After the multinomial logit analysis and the estimation of the latent class model, interactions between selected socio-economic and opinion variables and the seven CE attributes were calculated. The following variables were chosen:

1. Whether the respondent took a loan or not 2. How the borrowed amount was invested

3. Loan size of an individual loan according to respondent’s free statement 4. Whether respondent is familiar with financial systems or not

5. Respondent’s degree of certainty with regard to his/ her choice in the CE 6. Importance of loan size for respondent

7. Importance of implementation of a rural credit system 8. Likelihood of implementation of a rural credit system 9. Respondent’s gender

10. Respondent’s age

11. Respondent’s maximum level of education 12. Respondent’s main job

13. Respondent’s main income source

14. Kind of agriculture respondent engages in 15. Person in the household who owns the land 16. Area of agricultural land

17. Monthly household income

18. Person who decides on money use in the household 19. Expectation of income development

20. Importance of individual loan’s size for the respondent 21. Importance of individual loan’s interest for the respondent 22. Importance of individual loan’s collateral for the respondent

23. Importance of individual loan’s instalment frequency for the respondent

24. Importance of individual loan’s commission for the respondent 25. Importance of individual loan’s duration for the respondent

Each of these variables was interacted with all the loan attributes of an individual loan, as well as with the ‘neither loan’ alternative (ASC). The attributes were as follows:

1) Loan size, 2) interest, 3) collateral, 4) instalments, 5) commission, and 6) loan duration.
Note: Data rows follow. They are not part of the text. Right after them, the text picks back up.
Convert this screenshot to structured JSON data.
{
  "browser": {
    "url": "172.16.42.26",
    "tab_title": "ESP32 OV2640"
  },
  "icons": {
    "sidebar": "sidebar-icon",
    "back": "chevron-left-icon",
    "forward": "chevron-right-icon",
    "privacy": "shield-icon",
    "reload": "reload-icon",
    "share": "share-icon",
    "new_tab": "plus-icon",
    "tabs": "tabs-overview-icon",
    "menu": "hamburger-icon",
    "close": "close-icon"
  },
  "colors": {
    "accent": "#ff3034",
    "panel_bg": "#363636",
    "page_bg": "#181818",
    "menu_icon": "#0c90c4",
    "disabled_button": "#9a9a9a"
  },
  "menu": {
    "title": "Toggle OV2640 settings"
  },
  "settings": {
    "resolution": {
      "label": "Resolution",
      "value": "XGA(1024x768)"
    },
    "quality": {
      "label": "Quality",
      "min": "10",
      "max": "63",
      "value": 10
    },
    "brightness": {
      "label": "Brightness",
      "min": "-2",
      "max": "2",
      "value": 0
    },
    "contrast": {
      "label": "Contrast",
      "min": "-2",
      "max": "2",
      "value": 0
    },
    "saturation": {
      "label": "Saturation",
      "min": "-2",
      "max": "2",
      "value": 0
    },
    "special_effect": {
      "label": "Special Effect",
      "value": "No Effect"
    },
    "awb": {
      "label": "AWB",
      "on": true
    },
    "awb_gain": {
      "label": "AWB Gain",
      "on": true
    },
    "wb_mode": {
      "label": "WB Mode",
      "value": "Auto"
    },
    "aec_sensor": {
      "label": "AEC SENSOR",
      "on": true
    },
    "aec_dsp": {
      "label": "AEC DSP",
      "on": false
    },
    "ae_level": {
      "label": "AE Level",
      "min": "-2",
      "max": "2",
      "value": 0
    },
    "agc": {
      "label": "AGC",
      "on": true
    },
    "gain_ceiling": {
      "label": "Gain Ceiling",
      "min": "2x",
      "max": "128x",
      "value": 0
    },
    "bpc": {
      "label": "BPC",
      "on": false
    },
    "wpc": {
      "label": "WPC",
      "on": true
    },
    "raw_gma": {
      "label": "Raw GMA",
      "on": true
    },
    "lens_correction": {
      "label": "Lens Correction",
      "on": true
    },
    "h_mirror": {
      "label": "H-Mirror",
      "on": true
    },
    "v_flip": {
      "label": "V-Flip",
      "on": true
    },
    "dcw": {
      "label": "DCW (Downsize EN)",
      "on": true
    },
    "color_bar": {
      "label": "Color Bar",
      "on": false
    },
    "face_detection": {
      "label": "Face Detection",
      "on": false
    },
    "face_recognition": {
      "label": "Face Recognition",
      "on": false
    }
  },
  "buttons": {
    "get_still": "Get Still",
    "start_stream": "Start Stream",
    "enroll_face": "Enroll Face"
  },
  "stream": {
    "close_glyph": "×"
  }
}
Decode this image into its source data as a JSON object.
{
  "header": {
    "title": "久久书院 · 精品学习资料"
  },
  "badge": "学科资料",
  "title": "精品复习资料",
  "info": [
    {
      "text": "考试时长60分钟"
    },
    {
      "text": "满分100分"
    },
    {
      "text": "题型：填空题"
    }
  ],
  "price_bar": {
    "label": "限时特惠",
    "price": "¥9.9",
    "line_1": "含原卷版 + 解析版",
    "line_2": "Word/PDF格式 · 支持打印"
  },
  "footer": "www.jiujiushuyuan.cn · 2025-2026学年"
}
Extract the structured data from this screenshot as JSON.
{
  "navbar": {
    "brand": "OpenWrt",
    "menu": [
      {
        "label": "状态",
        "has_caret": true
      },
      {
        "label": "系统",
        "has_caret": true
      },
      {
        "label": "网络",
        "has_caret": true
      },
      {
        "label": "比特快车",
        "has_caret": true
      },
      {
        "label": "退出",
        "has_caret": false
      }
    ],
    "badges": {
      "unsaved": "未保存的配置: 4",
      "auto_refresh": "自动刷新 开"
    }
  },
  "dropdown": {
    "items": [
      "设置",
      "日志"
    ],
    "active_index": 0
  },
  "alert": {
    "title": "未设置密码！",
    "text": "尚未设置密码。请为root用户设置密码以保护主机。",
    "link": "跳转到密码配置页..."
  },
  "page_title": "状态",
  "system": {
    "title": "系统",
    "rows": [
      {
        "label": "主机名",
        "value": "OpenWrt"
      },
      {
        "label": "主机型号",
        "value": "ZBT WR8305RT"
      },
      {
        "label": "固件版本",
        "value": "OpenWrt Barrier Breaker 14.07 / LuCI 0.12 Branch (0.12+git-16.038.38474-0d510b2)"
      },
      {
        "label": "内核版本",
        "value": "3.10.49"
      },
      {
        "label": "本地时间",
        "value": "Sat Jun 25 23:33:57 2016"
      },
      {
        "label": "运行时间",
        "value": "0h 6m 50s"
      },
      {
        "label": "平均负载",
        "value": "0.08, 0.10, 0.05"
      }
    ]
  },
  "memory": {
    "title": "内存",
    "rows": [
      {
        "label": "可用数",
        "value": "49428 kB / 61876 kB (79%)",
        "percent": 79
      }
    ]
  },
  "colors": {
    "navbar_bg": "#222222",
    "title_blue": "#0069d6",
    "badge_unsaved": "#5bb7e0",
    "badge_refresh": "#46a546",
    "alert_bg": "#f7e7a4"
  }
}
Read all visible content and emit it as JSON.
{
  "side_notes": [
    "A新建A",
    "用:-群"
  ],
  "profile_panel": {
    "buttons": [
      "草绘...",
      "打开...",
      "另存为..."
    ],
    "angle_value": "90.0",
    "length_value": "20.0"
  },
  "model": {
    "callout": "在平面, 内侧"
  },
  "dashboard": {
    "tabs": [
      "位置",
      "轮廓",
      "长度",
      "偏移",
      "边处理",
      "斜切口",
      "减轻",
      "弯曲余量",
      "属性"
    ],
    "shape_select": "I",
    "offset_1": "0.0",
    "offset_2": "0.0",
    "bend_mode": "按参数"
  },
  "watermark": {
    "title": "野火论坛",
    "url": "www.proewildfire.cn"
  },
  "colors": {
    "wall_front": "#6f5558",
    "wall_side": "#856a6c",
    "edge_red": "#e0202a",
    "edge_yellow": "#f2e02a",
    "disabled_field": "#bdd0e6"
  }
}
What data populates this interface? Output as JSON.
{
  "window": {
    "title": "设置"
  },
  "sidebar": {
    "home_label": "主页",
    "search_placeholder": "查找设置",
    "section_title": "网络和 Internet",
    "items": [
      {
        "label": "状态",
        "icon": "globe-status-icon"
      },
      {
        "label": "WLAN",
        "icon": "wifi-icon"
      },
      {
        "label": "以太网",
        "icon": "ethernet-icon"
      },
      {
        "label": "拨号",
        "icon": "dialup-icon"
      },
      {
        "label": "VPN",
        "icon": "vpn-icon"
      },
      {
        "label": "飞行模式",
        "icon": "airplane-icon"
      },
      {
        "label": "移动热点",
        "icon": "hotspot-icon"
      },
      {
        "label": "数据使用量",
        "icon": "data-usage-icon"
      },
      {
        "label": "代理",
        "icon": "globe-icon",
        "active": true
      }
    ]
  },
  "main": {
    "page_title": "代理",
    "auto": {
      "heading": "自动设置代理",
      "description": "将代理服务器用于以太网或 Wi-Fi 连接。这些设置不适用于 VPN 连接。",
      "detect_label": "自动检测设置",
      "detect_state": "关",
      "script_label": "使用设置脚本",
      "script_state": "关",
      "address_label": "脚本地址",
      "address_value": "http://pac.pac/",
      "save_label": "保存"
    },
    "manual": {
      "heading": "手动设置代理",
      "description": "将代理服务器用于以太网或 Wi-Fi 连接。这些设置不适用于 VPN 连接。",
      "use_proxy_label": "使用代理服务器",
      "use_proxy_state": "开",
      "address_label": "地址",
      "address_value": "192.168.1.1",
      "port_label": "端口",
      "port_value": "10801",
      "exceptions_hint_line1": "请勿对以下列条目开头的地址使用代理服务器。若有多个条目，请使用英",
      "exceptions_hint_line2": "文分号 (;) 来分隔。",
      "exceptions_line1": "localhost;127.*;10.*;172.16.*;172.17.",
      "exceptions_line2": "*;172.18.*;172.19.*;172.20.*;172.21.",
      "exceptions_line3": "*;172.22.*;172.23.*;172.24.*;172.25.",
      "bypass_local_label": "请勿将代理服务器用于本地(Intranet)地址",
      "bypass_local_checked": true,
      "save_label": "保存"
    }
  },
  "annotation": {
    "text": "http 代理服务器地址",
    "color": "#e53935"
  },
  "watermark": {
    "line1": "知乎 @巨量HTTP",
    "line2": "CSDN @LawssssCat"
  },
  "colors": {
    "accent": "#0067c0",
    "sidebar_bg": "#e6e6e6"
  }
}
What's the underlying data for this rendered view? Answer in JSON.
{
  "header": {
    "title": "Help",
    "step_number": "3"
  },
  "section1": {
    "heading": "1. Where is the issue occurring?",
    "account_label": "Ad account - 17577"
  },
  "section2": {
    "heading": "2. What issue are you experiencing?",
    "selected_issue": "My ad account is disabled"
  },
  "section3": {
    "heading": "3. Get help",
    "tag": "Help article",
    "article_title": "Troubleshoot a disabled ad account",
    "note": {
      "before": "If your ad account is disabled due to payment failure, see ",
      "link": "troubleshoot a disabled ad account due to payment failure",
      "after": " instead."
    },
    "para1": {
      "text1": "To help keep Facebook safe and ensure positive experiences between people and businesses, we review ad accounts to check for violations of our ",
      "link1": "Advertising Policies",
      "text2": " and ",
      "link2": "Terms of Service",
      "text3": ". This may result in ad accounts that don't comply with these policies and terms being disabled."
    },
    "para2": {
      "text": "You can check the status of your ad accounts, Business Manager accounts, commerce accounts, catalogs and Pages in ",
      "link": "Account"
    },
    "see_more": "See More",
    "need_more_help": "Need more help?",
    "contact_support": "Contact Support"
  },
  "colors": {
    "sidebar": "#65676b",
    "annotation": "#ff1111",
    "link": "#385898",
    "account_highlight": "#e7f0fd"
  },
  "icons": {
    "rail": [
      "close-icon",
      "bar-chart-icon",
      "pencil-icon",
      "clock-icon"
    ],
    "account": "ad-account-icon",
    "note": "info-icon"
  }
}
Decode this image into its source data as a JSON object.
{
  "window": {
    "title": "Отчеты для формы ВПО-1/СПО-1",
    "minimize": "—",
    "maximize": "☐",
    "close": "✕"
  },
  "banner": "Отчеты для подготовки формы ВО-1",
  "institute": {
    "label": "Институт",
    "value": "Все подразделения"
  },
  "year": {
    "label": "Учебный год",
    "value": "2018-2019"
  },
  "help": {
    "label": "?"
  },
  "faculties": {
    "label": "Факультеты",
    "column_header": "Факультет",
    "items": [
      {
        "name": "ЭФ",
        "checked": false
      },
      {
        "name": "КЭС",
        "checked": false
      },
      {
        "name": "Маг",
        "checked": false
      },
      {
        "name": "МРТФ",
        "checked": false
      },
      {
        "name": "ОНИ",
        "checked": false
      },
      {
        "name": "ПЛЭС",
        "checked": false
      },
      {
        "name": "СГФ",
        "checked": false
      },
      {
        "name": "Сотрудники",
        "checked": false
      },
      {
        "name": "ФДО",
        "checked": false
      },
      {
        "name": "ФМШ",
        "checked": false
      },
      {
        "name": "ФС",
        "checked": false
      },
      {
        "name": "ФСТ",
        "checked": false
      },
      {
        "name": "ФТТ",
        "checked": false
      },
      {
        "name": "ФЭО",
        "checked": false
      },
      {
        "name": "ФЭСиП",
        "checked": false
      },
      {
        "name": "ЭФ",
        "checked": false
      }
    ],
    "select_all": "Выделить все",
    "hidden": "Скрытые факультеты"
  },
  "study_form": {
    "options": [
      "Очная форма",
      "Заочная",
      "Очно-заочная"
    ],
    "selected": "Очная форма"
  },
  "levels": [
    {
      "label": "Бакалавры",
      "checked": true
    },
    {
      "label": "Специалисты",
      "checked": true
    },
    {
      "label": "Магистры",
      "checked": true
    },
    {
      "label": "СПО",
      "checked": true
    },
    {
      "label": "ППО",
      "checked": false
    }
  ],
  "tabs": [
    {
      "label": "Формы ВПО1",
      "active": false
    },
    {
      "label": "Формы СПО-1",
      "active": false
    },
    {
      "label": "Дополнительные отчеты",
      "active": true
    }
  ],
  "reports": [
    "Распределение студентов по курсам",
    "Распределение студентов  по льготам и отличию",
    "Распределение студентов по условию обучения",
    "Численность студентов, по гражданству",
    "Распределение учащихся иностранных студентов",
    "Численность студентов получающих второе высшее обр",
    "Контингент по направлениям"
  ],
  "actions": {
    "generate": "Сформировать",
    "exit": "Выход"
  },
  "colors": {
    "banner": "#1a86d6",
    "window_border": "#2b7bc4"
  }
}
As only a small number of interactions were significant, six socio-economic key variables were re-coded into dummy variables to test whether the original code system, which included up to seven code numbers per variable, was responsible for the deficiency of significances. From the list above, the following socio-economic variables were re-coded:

11) respondent’s maximum level of education, 12) respondent’s main job, 13) respondent’s main income source, 14) kind of agriculture respondent engages in, 17) monthly household income, and 19) expectation of income development. The new codes were for variable 11) ‘university degree or other degree’, for variable 12)

‘farmer or off-farm economic activity’, for variable 13) ‘agriculture or off-farm income’, for variable 14) ‘fruits or vegetables’, for variable 17) ‘up to 200 lari or more than 200 lari’, and for variable 19) ‘increasing or falling expectation of income development’.

To measure respondents’ tendencies with respect to their willingness to pay for a loan, point elasticities for the attributes ‘interest’ and ‘commission’, which make up the cost of a loan, were calculated with regard to choice alternatives 1 and 2. Point elasticities are direct elasticities that measure the percentage change in the probability of choosing a particular alternative in the choice set with regard to a given percentage change in an attribute of that same alternative (Hensher et al. 2005). For example, if the interest in Alternative 1 increases by 1 percent, how much does the possibility of choosing Alternative 1 change in percent?